Performance Analysis Tool for Java™ is much different than other widely available performance tools. Because it does not employ profiling, it does not have high overhead; therefore, the likelihood of possible down time is greatly reduced. This characteristic makes this tool particularly attractive for production environments, where starting and stopping to evaluate performance results can greatly harm productivity.

When a resource is constraining the system, it is crucial to find threads that consume the majority of system resources. Performance Analysis Tool for Java analyzes the Windows® performance log and Java thread dumps and automatically detects Java threads that consume the majority of system resources. Examples of such threads are as follows:

  • Processor resource: The amount of processor time for each Java thread can be identified. Monitoring of processor time for each Java thread and of the total processor time provides valuable information about processor use and specific Java threads that consume unexpected amounts of processor resources. Total processor time represents the percentage of elapsed time in which processors are busy executing non-idle Java threads.

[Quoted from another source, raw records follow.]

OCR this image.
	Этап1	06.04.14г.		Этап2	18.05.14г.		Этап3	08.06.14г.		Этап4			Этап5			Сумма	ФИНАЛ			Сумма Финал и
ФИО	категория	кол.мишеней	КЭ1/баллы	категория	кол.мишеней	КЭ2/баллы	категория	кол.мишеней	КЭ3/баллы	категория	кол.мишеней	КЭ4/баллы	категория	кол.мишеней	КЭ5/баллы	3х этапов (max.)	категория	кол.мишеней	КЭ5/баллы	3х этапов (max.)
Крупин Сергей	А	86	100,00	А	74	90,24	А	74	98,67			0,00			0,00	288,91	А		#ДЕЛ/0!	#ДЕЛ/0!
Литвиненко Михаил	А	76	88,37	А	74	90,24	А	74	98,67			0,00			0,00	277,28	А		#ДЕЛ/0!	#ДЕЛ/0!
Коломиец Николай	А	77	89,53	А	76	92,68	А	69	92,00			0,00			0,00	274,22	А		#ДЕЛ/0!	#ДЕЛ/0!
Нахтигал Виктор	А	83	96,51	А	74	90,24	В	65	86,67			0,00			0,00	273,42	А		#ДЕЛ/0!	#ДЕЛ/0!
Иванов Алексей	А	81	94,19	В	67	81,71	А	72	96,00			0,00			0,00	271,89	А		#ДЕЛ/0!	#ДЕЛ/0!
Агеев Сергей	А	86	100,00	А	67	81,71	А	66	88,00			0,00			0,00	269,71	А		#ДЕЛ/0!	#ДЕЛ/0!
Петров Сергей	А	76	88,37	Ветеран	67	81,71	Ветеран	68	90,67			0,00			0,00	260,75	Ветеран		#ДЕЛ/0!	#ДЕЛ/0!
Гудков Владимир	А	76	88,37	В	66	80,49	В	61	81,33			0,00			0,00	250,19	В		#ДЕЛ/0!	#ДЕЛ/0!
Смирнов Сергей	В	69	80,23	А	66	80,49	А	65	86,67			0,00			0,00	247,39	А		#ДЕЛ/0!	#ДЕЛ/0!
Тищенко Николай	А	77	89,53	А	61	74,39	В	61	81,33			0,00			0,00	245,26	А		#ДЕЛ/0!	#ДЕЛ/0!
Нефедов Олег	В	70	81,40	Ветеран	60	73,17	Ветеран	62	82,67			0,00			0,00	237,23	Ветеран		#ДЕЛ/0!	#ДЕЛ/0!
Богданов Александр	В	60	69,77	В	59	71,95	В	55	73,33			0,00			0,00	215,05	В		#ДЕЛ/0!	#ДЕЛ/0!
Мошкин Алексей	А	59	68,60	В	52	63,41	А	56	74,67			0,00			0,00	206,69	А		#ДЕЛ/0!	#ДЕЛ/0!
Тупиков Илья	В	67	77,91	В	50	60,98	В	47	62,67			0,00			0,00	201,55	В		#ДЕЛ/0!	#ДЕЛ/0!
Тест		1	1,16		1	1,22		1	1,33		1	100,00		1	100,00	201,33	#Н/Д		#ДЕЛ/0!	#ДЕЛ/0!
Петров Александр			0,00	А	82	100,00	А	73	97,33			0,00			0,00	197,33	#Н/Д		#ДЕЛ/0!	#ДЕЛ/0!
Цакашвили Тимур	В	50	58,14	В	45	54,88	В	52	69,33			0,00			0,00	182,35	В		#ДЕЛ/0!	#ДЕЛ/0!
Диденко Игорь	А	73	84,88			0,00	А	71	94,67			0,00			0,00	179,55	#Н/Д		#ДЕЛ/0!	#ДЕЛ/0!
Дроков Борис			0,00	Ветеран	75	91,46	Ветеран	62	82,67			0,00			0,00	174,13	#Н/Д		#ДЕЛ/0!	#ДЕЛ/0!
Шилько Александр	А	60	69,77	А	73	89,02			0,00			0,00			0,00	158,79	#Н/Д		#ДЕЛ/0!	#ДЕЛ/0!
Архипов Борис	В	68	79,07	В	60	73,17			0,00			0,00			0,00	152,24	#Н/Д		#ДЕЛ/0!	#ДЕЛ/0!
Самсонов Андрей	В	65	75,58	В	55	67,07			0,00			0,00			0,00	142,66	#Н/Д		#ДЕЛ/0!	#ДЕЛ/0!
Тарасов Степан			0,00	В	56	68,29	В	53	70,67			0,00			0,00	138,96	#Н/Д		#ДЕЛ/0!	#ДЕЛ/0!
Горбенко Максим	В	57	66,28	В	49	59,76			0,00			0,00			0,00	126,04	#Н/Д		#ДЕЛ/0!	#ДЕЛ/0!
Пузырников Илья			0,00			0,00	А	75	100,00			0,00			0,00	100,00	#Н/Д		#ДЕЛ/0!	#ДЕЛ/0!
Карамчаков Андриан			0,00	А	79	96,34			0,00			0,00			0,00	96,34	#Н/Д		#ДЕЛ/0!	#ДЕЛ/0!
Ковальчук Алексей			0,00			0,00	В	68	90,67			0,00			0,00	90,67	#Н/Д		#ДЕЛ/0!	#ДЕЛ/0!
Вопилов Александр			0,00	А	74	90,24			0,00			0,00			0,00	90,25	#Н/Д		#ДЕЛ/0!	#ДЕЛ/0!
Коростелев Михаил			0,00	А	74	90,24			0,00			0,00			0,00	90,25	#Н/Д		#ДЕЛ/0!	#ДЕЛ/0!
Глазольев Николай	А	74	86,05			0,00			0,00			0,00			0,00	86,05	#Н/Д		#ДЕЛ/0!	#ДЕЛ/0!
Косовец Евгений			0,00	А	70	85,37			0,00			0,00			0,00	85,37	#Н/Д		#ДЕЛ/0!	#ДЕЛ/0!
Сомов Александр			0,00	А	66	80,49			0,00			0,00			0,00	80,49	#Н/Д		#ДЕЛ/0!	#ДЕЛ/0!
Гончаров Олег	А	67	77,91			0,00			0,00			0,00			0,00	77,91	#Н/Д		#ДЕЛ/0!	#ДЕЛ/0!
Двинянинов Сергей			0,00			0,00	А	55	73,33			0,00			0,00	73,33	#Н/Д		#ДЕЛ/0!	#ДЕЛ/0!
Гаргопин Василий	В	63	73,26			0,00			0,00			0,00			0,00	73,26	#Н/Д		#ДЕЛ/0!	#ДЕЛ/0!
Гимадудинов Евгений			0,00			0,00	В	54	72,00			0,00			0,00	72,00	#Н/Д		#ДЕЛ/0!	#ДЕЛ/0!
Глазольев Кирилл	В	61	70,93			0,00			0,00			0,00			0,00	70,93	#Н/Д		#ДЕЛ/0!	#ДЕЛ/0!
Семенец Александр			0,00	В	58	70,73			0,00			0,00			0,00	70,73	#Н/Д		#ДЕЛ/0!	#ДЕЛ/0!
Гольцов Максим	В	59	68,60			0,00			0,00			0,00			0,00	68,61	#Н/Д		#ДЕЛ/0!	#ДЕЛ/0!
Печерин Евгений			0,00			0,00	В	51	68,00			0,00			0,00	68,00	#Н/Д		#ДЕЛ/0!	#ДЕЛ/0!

  • Paging: the amount of input and output going to disk drive paging. It is often useful to be able to monitor the paging use on a system because this use will have a direct effect on the performance of a Java application running on the system: Excessive paging could use substantial hard disk devices. In order to determine the impact of excessive paging on disk activity, monitor the paging. If paging is constantly large, adding more physical memory is recommended.
  • Memory: virtual address space. Monitoring the process size makes it possible to determine whether performance degradation is caused by the exhaustion of the virtual address space, which is a strong indication of a “native” memory leak rather than a leak involving Java objects.